14th May 2014
Whoop! Whoop! The sailing plan for the summer has begun! After a mad day yesterday of provisioning, loading, fuelling, watering, Whinchat was good to go. I had the sense that she was straining at her warps to be set free. A winter on a car park in Falmouth, and last summer as a floating holiday cottage seems an indignity for such a creature of the sea.
This morning, Simon was on the harbour wall, smoking a fag, when we arrived, theoretically early. Pete had the pre-trip nerves he always gets, and I had an echo of them too. The difference between he and me, is that he is excited by them, whereas they somewhat scare the bejesus out of me. I knew he would be fine as soon as he was on board, and he was. Both Simon and Pete were like sprinters in their blocks. Simon was keen to put some distance between him and his emails, and Pete just needed to feel the first strides to ease into his own race.
It was the oddest feeling seeing them leave. My beautiful boat, the complete love of my life, setting off into the unknown. At the risk of cliche, there was a veritable cocktail of emotions. Such sadness to see them go, coupled with that, a fleeting moment of envy. Perhaps I could do it? Pride that Pete is setting about to achieve one of his ambitions. All tinged with an overriding edge of worry. What happens if….
I stood on the quay and watched Whinchat glide out through the lines of mooring buoys that I know so well. A sentry of boats saluting her as she eased past, Simon busy doing the crew-related jobs that I do. The lines tied up, stowed in the warps’ locker, the ‘gate’ secured, signalling the time for passage, the fenders untied and stowed in the monster lazarette. Here was someone in my space. And yet, I didn’t want to be there, but there is a ghost of me onboard in every action.
Ah, but let’s not get too romantic here, because when it comes to the cruising chute, we are acquainted, but not really friends. Flip back a day or two, when the boys were supposed to cast off, and it was blowing an almighty hoolie. Simon, probably (the racing demon), had jested that they’d have the cruising chute up by Black Rock (an isolated danger, sitting proud in the Carrick Roads). No way, I’d thought, and laughed it off.
As I watched them haul the mainsail outside the field of moorings, it occurred to me that I could go around to the Point and watch them cross the Bay. I drove through the morning traffic to the ‘scenic’ route that takes you behind the Docks.
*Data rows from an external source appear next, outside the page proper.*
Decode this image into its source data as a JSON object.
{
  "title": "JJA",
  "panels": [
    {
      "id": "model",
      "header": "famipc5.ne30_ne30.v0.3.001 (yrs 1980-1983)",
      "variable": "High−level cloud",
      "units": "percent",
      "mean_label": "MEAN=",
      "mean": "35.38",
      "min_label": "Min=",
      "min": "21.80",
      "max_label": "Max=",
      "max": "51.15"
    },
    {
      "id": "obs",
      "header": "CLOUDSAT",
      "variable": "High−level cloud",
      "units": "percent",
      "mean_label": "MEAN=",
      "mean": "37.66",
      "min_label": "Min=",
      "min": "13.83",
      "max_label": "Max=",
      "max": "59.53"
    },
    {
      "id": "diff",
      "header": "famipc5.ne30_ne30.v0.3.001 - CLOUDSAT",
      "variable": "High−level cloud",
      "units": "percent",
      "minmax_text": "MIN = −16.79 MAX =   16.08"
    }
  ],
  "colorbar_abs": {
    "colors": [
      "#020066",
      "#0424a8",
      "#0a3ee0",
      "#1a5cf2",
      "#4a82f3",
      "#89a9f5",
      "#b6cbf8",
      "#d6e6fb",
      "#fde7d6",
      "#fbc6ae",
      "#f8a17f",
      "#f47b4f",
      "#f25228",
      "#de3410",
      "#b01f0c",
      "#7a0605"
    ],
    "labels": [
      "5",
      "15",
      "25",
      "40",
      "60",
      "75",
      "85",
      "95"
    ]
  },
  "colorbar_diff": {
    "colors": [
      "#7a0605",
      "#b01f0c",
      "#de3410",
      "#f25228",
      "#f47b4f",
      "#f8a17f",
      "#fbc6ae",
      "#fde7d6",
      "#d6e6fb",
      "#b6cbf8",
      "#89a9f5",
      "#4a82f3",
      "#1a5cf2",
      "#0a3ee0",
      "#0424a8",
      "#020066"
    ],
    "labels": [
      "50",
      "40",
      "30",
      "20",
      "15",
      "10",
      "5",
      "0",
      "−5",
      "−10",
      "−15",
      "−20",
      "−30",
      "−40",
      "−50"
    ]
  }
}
I’d expected to be able to stop and watch them waft by, but there was no sign of them. Really? In about 15 minutes. I pressed on to the Point. I’d had enough time to drive and to send a message into Chris Evans’ Breakfast Show’s Breaking News (and for it to be aired) before I caught sight of them, the full glory of the kite flying, way before Black Rock. The Mini rocked with my laughter – they’d done it! Brilliant. She looked amazing, and there was no one else to see it. No one to share it with, point her out, glinting in the sparkly sea. I watched them coast past, wondering if they could see me.
It was hard to tear myself away, but she was sailing well and she’d soon disappeared to a, granted, colourful smidge of herself. It was time to get on with my day… which has involved obsessive reloading of MarineTraffic. I’ve charted the variations in speed, and guessed at the variations in mood. Quick = satisfying. Slow = frustrating. Whinchat seems to be out of range now.
Here, the day is fading, although with the sun/moon cycles they won’t have any real darkness, but I wonder if they’ve eaten the chicken dish I made, or whether it has been a day of crisps and chocolate. Have they seen dolphins? How are they? The watch system will have kicked in now, and from the stability of my dining room table, and a freshly made bed upstairs, I’m OK being here.